Bill Cosby was one of America's best-loved TV stars, but his son's death in a drive-by shooting and court battles over alleged sexual assaults have left the family man's image in tatters. William H. Cosby Jr. first took to the stage as a stand-up comedian while at college. By his early twenties, he had appeared in a number of television variety programmes including ‘The Ed Sullivan Show’ and ‘The Johnny Carson Show’. However, his big break came in 1965 when he appeared as Alexander Scott in ‘I Spy’, winning numerous Emmys for his performance. In 1969, he starred in his own series, ‘The Bill Cosby Show’. He was also one of the major characters on the children's television show ‘The Electric Company’ for its first two seasons, and created the humorous educational cartoon series ‘Fat Albert and the Cosby Kids’, about a group of young friends growing up in the city. Cosby also acted in numerous films, although none has received the acclaim of his television work. In 1984, ‘Fat Albert and the Cosby Kids’ stopped production, and ‘The Cosby Show’ commenced.

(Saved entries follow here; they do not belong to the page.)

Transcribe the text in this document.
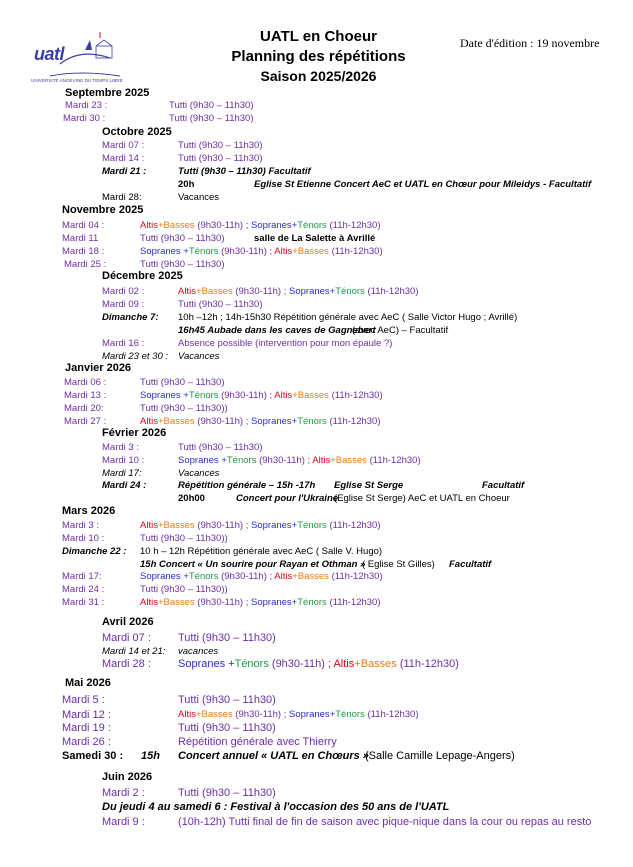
uatl
UNIVERSITÉ ANGEVINE DU TEMPS LIBRE
UATL en Choeur
Planning des répétitions
Saison 2025/2026
Date d'édition : 19 novembre
Septembre 2025
Octobre 2025
Novembre 2025
Décembre 2025
Janvier 2026
Février 2026
Mars 2026
Avril 2026
Mai 2026
Juin 2026
Mardi 23 :	Tutti (9h30 – 11h30)
Mardi 30 :	Tutti (9h30 – 11h30)
Mardi 07 :	Tutti (9h30 – 11h30)
Mardi 14 :	Tutti (9h30 – 11h30)
Mardi 21 :	Tutti (9h30 – 11h30) Facultatif
20h	Eglise St Etienne Concert AeC et UATL en Chœur pour Mileidys - Facultatif
Mardi 28:	Vacances
Mardi 04 :	Altis+Basses (9h30-11h) ; Sopranes+Ténors (11h-12h30)
Mardi 11	Tutti (9h30 – 11h30)	salle de La Salette à Avrillé
Mardi 18 :	Sopranes +Ténors (9h30-11h) ; Altis+Basses (11h-12h30)
Mardi 25 :	Tutti (9h30 – 11h30)
Mardi 02 :	Altis+Basses (9h30-11h) ; Sopranes+Ténors (11h-12h30)
Mardi 09 :	Tutti (9h30 – 11h30)
Dimanche 7: 10h –12h ; 14h-15h30 Répétition générale avec AeC ( Salle Victor Hugo ; Avrillé)
16h45 Aubade dans les caves de Gagnebert
(avec AeC) – Facultatif
Mardi 16 :	Absence possible (intervention pour mon épaule ?)
Mardi 23 et 30 : Vacances
Mardi 06 :	Tutti (9h30 – 11h30)
Mardi 13 :	Sopranes +Ténors (9h30-11h) ; Altis+Basses (11h-12h30)
Mardi 20:	Tutti (9h30 – 11h30))
Mardi 27 :	Altis+Basses (9h30-11h) ; Sopranes+Ténors (11h-12h30)
Mardi 3 :	Tutti (9h30 – 11h30)
Mardi 10 :	Sopranes +Ténors (9h30-11h) ; Altis+Basses (11h-12h30)
Mardi 17:	Vacances
Mardi 24 :	Répétition générale – 15h -17h Eglise St Serge	Facultatif
20h00	Concert pour l'Ukraine
(Eglise St Serge) AeC et UATL en Choeur
Mardi 3 :	Altis+Basses (9h30-11h) ; Sopranes+Ténors (11h-12h30)
Mardi 10 :	Tutti (9h30 – 11h30))
Dimanche 22 : 10 h – 12h Répétition générale avec AeC ( Salle V. Hugo)
15h Concert « Un sourire pour Rayan et Othman »
( Eglise St Gilles) Facultatif
Mardi 17:	Sopranes +Ténors (9h30-11h) ; Altis+Basses (11h-12h30)
Mardi 24 :	Tutti (9h30 – 11h30))
Mardi 31 :	Altis+Basses (9h30-11h) ; Sopranes+Ténors (11h-12h30)
Mardi 07 : Tutti (9h30 – 11h30)
Mardi 14 et 21: vacances
Mardi 28 : Sopranes +Ténors (9h30-11h) ; Altis+Basses (11h-12h30)
Mardi 5 :	Tutti (9h30 – 11h30)
Mardi 12 :	Altis+Basses (9h30-11h) ; Sopranes+Ténors (11h-12h30)
Mardi 19 :	Tutti (9h30 – 11h30)
Mardi 26 :	Répétition générale avec Thierry
Samedi 30 : 15h Concert annuel « UATL en Chœurs »
(Salle Camille Lepage-Angers)
Mardi 2 :	Tutti (9h30 – 11h30)
Du jeudi 4 au samedi 6 : Festival à l'occasion des 50 ans de l'UATL
Mardi 9 :	(10h-12h) Tutti final de fin de saison avec pique-nique dans la cour ou repas au resto
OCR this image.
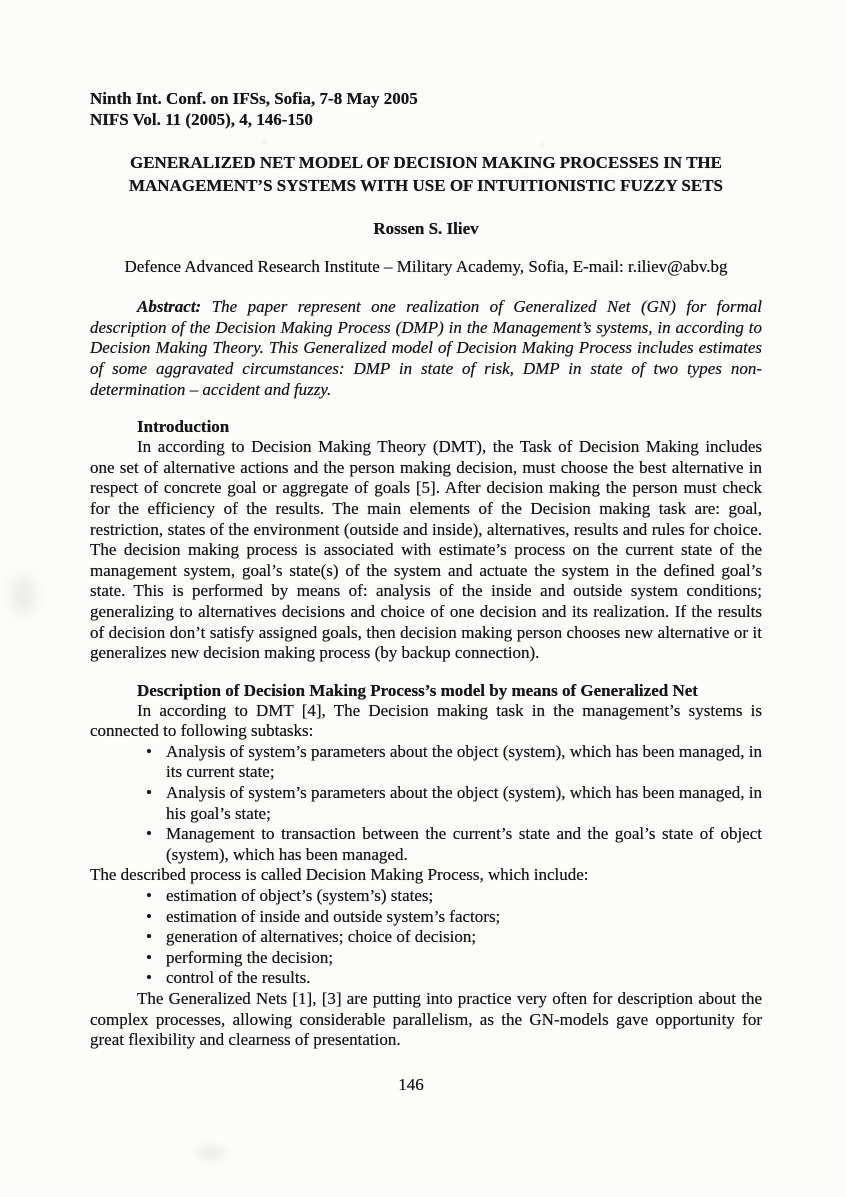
Ninth Int. Conf. on IFSs, Sofia, 7-8 May 2005
NIFS Vol. 11 (2005), 4, 146-150
GENERALIZED NET MODEL OF DECISION MAKING PROCESSES IN THE
MANAGEMENT’S SYSTEMS WITH USE OF INTUITIONISTIC FUZZY SETS
Rossen S. Iliev
Defence Advanced Research Institute – Military Academy, Sofia, E-mail: r.iliev@abv.bg

Abstract: The paper represent one realization of Generalized Net (GN) for formal description of the Decision Making Process (DMP) in the Management’s systems, in according to Decision Making Theory. This Generalized model of Decision Making Process includes estimates of some aggravated circumstances: DMP in state of risk, DMP in state of two types non-determination – accident and fuzzy.

Introduction

In according to Decision Making Theory (DMT), the Task of Decision Making includes one set of alternative actions and the person making decision, must choose the best alternative in respect of concrete goal or aggregate of goals [5]. After decision making the person must check for the efficiency of the results. The main elements of the Decision making task are: goal, restriction, states of the environment (outside and inside), alternatives, results and rules for choice. The decision making process is associated with estimate’s process on the current state of the management system, goal’s state(s) of the system and actuate the system in the defined goal’s state. This is performed by means of: analysis of the inside and outside system conditions; generalizing to alternatives decisions and choice of one decision and its realization. If the results of decision don’t satisfy assigned goals, then decision making person chooses new alternative or it generalizes new decision making process (by backup connection).

Description of Decision Making Process’s model by means of Generalized Net

In according to DMT [4], The Decision making task in the management’s systems is connected to following subtasks:

• Analysis of system’s parameters about the object (system), which has been managed, in its current state;
• Analysis of system’s parameters about the object (system), which has been managed, in his goal’s state;
• Management to transaction between the current’s state and the goal’s state of object (system), which has been managed.

The described process is called Decision Making Process, which include:

• estimation of object’s (system’s) states;
• estimation of inside and outside system’s factors;
• generation of alternatives; choice of decision;
• performing the decision;
• control of the results.

The Generalized Nets [1], [3] are putting into practice very often for description about the complex processes, allowing considerable parallelism, as the GN-models gave opportunity for great flexibility and clearness of presentation.

146
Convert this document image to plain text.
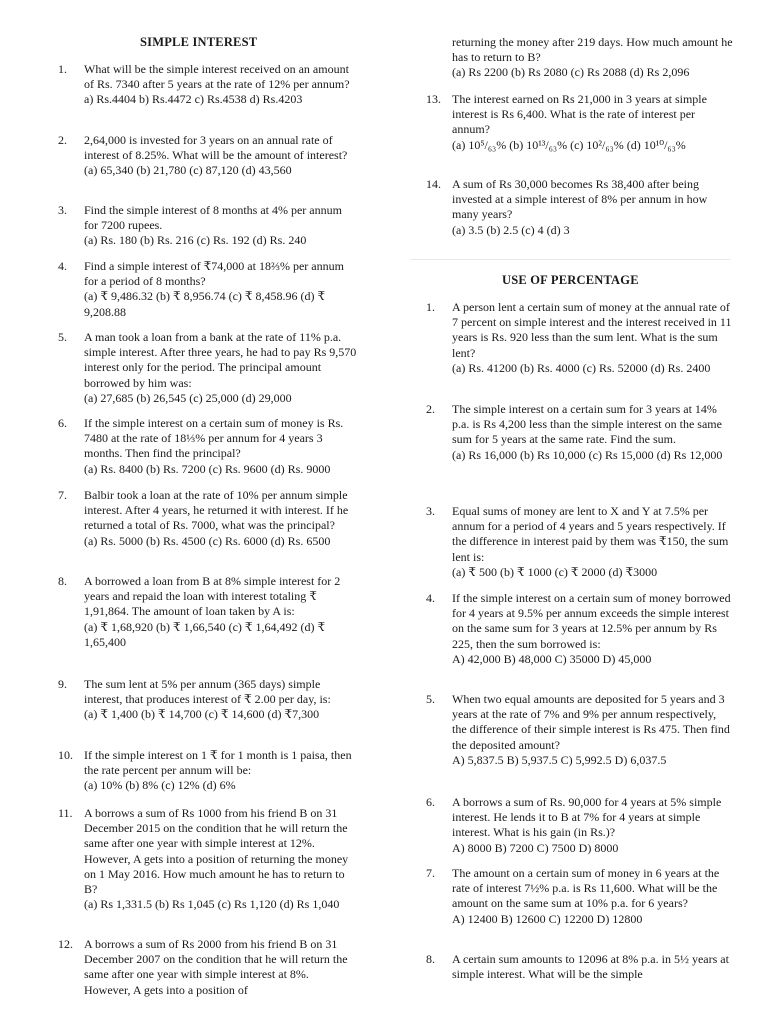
SIMPLE INTEREST
1.	What will be the simple interest received on an amount of Rs. 7340 after 5 years at the rate of 12% per annum?

a) Rs.4404 b) Rs.4472 c) Rs.4538 d) Rs.4203
2.	2,64,000 is invested for 3 years on an annual rate of interest of 8.25%. What will be the amount of interest?

(a) 65,340 (b) 21,780 (c) 87,120 (d) 43,560
3.	Find the simple interest of 8 months at 4% per annum for 7200 rupees.

(a) Rs. 180 (b) Rs. 216 (c) Rs. 192 (d) Rs. 240
4.	Find a simple interest of ₹74,000 at 18⅔% per annum for a period of 8 months?

(a) ₹ 9,486.32 (b) ₹ 8,956.74 (c) ₹ 8,458.96 (d) ₹ 9,208.88
5.	A man took a loan from a bank at the rate of 11% p.a. simple interest. After three years, he had to pay Rs 9,570 interest only for the period. The principal amount borrowed by him was:

(a) 27,685 (b) 26,545 (c) 25,000 (d) 29,000
6.	If the simple interest on a certain sum of money is Rs. 7480 at the rate of 18⅓% per annum for 4 years 3 months. Then find the principal?

(a) Rs. 8400 (b) Rs. 7200 (c) Rs. 9600 (d) Rs. 9000
7.	Balbir took a loan at the rate of 10% per annum simple interest. After 4 years, he returned it with interest. If he returned a total of Rs. 7000, what was the principal?

(a) Rs. 5000 (b) Rs. 4500 (c) Rs. 6000 (d) Rs. 6500
8.	A borrowed a loan from B at 8% simple interest for 2 years and repaid the loan with interest totaling ₹ 1,91,864. The amount of loan taken by A is:

(a) ₹ 1,68,920 (b) ₹ 1,66,540 (c) ₹ 1,64,492 (d) ₹ 1,65,400
9.	The sum lent at 5% per annum (365 days) simple interest, that produces interest of ₹ 2.00 per day, is:

(a) ₹ 1,400 (b) ₹ 14,700 (c) ₹ 14,600 (d) ₹7,300
10. If the simple interest on 1 ₹ for 1 month is 1 paisa, then the rate percent per annum will be:

(a) 10% (b) 8% (c) 12% (d) 6%
11. A borrows a sum of Rs 1000 from his friend B on 31 December 2015 on the condition that he will return the same after one year with simple interest at 12%. However, A gets into a position of returning the money on 1 May 2016. How much amount he has to return to B?

(a) Rs 1,331.5 (b) Rs 1,045 (c) Rs 1,120 (d) Rs 1,040
12. A borrows a sum of Rs 2000 from his friend B on 31 December 2007 on the condition that he will return the same after one year with simple interest at 8%. However, A gets into a position of

returning the money after 219 days. How much amount he has to return to B?

(a) Rs 2200 (b) Rs 2080 (c) Rs 2088 (d) Rs 2,096
13. The interest earned on Rs 21,000 in 3 years at simple interest is Rs 6,400. What is the rate of interest per annum?

(a) 10⁵/₆₃% (b) 10¹³/₆₃% (c) 10²/₆₃% (d) 10¹⁰/₆₃%
14. A sum of Rs 30,000 becomes Rs 38,400 after being invested at a simple interest of 8% per annum in how many years?

(a) 3.5 (b) 2.5 (c) 4 (d) 3
USE OF PERCENTAGE
1.	A person lent a certain sum of money at the annual rate of 7 percent on simple interest and the interest received in 11 years is Rs. 920 less than the sum lent. What is the sum lent?

(a) Rs. 41200 (b) Rs. 4000 (c) Rs. 52000 (d) Rs. 2400
2.	The simple interest on a certain sum for 3 years at 14% p.a. is Rs 4,200 less than the simple interest on the same sum for 5 years at the same rate. Find the sum.

(a) Rs 16,000 (b) Rs 10,000 (c) Rs 15,000 (d) Rs 12,000
3.	Equal sums of money are lent to X and Y at 7.5% per annum for a period of 4 years and 5 years respectively. If the difference in interest paid by them was ₹150, the sum lent is:

(a) ₹ 500 (b) ₹ 1000 (c) ₹ 2000 (d) ₹3000
4.	If the simple interest on a certain sum of money borrowed for 4 years at 9.5% per annum exceeds the simple interest on the same sum for 3 years at 12.5% per annum by Rs 225, then the sum borrowed is:

A) 42,000 B) 48,000 C) 35000 D) 45,000
5.	When two equal amounts are deposited for 5 years and 3 years at the rate of 7% and 9% per annum respectively, the difference of their simple interest is Rs 475. Then find the deposited amount?

A) 5,837.5 B) 5,937.5 C) 5,992.5 D) 6,037.5
6.	A borrows a sum of Rs. 90,000 for 4 years at 5% simple interest. He lends it to B at 7% for 4 years at simple interest. What is his gain (in Rs.)?

A) 8000 B) 7200 C) 7500 D) 8000
7.	The amount on a certain sum of money in 6 years at the rate of interest 7½% p.a. is Rs 11,600. What will be the amount on the same sum at 10% p.a. for 6 years?

A) 12400 B) 12600 C) 12200 D) 12800
8.	A certain sum amounts to 12096 at 8% p.a. in 5½ years at simple interest. What will be the simple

This portrayal of a middle-class African-American family – the Huxtables - was originally rejected by ABC, accepted by a then-floundering NBC, and became an almost instant success. From 1985 to 1987 the show broke viewing records, with Cosby becoming a real driving force in US television during the 1980s. ‘The Cosby Show’ finally stopped production in 1992, conceding its dominant position to the cartoon series, ‘The Simpsons’. Cosby was also dissatisfied with the way ethnic minorities were portrayed on television. He produced the TV series ‘A Different World’ in 1987, which was set in a historically black college and concentrated on young people and education.